Spring Garden Music

 

Recorded by Jack at home

Mastered by Alex Nagel, Philadelphia

Executive Producer Kevin Reilly

Cover and design by Barbara Upton

Released on Relative Pitch Records LLC: RPR 1162

Available for listening: Bandcamp

Alto sax solo on youtube March 9, 2024

Liner notes for What is What:

In 1983 I released my first solos on Free Life, Singing. At that time only a handful of musicians took free improvisation seriously, so I announced the record with a manifesto in two parts:

“THIS IS MUSIC, it is song that must be followed, listened into. It is made to be the center of your attention; without that it is an annoying interruption. It is meant to draw from you feeling in all its details.
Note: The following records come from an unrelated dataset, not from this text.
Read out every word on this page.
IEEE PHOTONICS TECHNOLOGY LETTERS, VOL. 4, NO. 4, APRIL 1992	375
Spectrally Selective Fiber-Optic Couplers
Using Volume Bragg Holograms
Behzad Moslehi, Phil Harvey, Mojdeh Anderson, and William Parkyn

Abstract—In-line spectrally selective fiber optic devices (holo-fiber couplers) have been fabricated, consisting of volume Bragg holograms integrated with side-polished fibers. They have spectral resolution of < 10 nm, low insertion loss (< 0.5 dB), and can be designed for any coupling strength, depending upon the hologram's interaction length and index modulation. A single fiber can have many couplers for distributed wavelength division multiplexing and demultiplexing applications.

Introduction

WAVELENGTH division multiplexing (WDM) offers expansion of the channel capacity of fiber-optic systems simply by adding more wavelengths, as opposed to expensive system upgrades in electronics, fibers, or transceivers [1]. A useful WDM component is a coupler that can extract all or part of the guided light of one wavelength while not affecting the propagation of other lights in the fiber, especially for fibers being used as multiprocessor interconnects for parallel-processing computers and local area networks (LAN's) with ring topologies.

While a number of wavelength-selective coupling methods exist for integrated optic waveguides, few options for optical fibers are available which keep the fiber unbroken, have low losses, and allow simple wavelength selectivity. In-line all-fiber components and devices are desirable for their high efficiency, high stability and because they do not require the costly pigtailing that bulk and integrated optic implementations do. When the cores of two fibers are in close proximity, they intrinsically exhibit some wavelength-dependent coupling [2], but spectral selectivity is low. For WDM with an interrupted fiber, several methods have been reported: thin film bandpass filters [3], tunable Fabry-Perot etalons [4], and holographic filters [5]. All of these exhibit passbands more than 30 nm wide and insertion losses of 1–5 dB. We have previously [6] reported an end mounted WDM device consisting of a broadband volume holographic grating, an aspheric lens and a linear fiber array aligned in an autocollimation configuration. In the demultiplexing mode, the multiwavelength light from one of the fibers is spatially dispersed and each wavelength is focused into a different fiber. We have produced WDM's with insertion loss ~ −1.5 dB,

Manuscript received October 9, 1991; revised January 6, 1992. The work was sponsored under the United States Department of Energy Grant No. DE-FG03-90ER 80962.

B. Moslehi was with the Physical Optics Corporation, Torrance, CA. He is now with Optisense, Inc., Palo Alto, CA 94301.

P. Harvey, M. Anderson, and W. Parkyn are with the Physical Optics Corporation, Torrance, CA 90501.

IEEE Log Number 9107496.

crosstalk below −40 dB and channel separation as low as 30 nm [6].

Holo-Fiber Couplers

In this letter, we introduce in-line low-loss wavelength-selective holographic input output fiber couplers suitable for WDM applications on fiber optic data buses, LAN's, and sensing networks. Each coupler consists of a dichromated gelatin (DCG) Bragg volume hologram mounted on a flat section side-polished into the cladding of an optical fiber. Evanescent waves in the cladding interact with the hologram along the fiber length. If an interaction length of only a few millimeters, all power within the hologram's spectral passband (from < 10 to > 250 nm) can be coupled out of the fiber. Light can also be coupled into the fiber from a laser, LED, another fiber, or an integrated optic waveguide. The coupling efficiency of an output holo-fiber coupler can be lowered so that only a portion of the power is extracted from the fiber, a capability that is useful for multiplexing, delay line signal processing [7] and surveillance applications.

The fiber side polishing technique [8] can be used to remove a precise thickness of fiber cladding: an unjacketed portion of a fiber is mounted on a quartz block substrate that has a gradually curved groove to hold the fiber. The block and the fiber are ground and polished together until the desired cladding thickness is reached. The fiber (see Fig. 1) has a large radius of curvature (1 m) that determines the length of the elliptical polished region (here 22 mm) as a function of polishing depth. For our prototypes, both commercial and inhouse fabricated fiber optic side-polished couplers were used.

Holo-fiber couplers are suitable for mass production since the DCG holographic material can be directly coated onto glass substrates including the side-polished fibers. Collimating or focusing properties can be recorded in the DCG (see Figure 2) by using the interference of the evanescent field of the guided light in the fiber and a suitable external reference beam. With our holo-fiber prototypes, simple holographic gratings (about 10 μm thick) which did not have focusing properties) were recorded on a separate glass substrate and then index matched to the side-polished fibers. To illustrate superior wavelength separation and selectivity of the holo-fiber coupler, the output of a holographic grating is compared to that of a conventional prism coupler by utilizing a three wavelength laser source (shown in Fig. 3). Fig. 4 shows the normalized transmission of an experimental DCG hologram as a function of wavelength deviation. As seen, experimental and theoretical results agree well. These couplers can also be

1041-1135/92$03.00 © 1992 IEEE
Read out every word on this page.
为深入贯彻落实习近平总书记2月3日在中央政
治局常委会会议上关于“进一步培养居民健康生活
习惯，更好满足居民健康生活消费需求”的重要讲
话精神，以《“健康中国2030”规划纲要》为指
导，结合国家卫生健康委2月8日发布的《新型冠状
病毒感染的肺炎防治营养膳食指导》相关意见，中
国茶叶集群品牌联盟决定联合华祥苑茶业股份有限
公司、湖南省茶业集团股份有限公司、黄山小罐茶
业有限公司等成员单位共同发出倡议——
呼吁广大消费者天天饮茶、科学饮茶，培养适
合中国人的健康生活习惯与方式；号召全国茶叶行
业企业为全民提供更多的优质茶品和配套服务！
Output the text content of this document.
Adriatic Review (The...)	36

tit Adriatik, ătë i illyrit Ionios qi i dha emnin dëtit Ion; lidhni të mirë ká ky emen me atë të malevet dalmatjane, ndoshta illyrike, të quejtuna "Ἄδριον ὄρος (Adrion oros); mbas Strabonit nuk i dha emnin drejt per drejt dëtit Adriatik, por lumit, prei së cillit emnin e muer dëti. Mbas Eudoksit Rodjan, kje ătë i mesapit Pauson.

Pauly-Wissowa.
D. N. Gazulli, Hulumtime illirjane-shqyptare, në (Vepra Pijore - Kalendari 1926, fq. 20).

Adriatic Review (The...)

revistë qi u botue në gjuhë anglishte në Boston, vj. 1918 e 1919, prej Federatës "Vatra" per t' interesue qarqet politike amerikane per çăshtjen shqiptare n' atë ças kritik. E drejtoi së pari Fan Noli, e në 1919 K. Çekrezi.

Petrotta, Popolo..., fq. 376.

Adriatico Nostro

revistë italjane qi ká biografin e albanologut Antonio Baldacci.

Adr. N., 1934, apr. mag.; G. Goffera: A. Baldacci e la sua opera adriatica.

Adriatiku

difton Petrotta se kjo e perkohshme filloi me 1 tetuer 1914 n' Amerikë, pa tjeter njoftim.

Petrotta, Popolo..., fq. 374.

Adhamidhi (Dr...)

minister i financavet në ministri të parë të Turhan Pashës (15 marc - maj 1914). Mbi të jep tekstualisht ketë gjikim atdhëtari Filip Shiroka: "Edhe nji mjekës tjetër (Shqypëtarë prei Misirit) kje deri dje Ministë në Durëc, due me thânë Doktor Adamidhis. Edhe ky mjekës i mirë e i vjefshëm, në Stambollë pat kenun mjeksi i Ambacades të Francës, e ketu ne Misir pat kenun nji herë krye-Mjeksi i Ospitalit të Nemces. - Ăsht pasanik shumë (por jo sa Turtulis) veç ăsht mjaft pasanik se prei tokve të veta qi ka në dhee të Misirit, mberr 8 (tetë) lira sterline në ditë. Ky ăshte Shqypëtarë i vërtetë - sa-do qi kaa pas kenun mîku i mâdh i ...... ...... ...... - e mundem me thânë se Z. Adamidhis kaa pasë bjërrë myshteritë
It plays with you, is a conversation with you, so open and frank it will embarrass if you try to separate what you hear from how you experience reality…There is a beat here that denies the ridiculous constancy of the clock; it traces movement as it really is, finding its drive within its own needs—a dance that taps the body not the foot….There is melody as well, identical with its process of creation, using everything as it appears--uncertainty, fear, finding its strength

There is a delicacy and a passionate hardness, stripped bare of cloying sentiment. Its rawness is the exuberance of sound overflowing, basking in its self-created luxury….It is, every bit of it, composed the same moment you hear it, with its birth still smelling as it is handed over. It is all growing, running wild, certainly it's laughing, our child. This tease scorns the yawning perfection of the finished replica, the cynicism of too much marketplace, wanting approval before it wants itself….This music encourages your activity and your reflection on what it is to be alive. It promises to give you what you offer.

WHAT I WANT IS THIS: a music that is the outer form, the appearance in the world, the reality of feeling, of desire, need, contradiction, suffering. I want a music deep into the present time, how we truly exist now, music that defines us and gives us the future we deserve. I want a music done for the sheer love of playing, which has to exist, is surrounded by its existence. A music of intense pleasure, polymorphous, naïve, risking itself for its own sake.

This music is here for us and won't deceive our hopes if we give everything to it.”

 

Review by Massimo, author of Touching Extremes:

Saxophone maverick Jack Wright provides us with four tracks of undiluted soloism. Two for soprano, one each for tenor and alto. These soliloquies are as bubbly as spring water, thoroughly intelligible, and straight to the point. Wright is the antithesis of the stereotypical improviser: his phrasing evokes by sketching rather than pompously asserting, hints at the sublime via grimacing, throws left hooks to the liver of obviousness instead of coming across as a pretentious high school essay. Above all, it leaves ample room for the breathing space of a listener, who has time to download the essential data into the ears and brain, and process it all to the fullest.

Listening to over three-quarters of an hour of solo sax without experiencing at least a few moments of distraction, or out-and-out boredom, is not a given. But Wright, with decades of anti-yawning antidotes stuffed in his soul, knows exactly where to fish out the notes, harmonics and sputtery vibrations that, in consistently effective combinations, drive those ugly ghosts from the audio landscape. His exercise of staccato and ostinato turns a fragment into a miniature declaration of independence. The amalgam of heart, lungs, and imagination that makes this material moldable by our perceptive equipment ensures that snippets of sonic novelty are felt in the skull first, and in the chest later.

In ultimate praise, subsequent to my second round with What Is What I had the urge to pick up my guitar after not doing so for quite a while, and played for several minutes in a fresh, unforced way. Wright's improvisational approach prevents the interpretive mechanisms of instinct from resorting to easy routes or, even worse, commonplaces. I don't know how much the protagonist is interested in what this reviewer is about to state, which perhaps will sound blasphemous for someone. However, this album — along with many other hidden gems containing little sparks of Wright's modest genius — should serve to add, once and for all, his name to the list of all-time greats, together with the Lacys, the (Evan) Parkers and the Colemans. The establishment's blessing is not required. It's never too late to learn that, in music, purity is everything.

Review in The Wire:

Now in his eighties, Jack Wright remains "an undergrounder by design," having devoted himself ro free music full time since 1979. Based in the Philadelphia area, he's a keen collaborator, seeking fruitful connections in the US, Europe, and Japan. What is What offers an arresting insight into his solo practice across the saxophone family, with pieces for soprano, alto and tenor. Wright opens "What is Soprano" with a series of vocalised whinnies studded with plosives. Tremulous long tones unfold into grainy whorls, a lyrical descant gives way to gruff sputter, His alto vocabulary is equally expansive, from playful melodic phrases to animalistic snuffles and grunts suggestive of Iberico pigs guzzling acorns.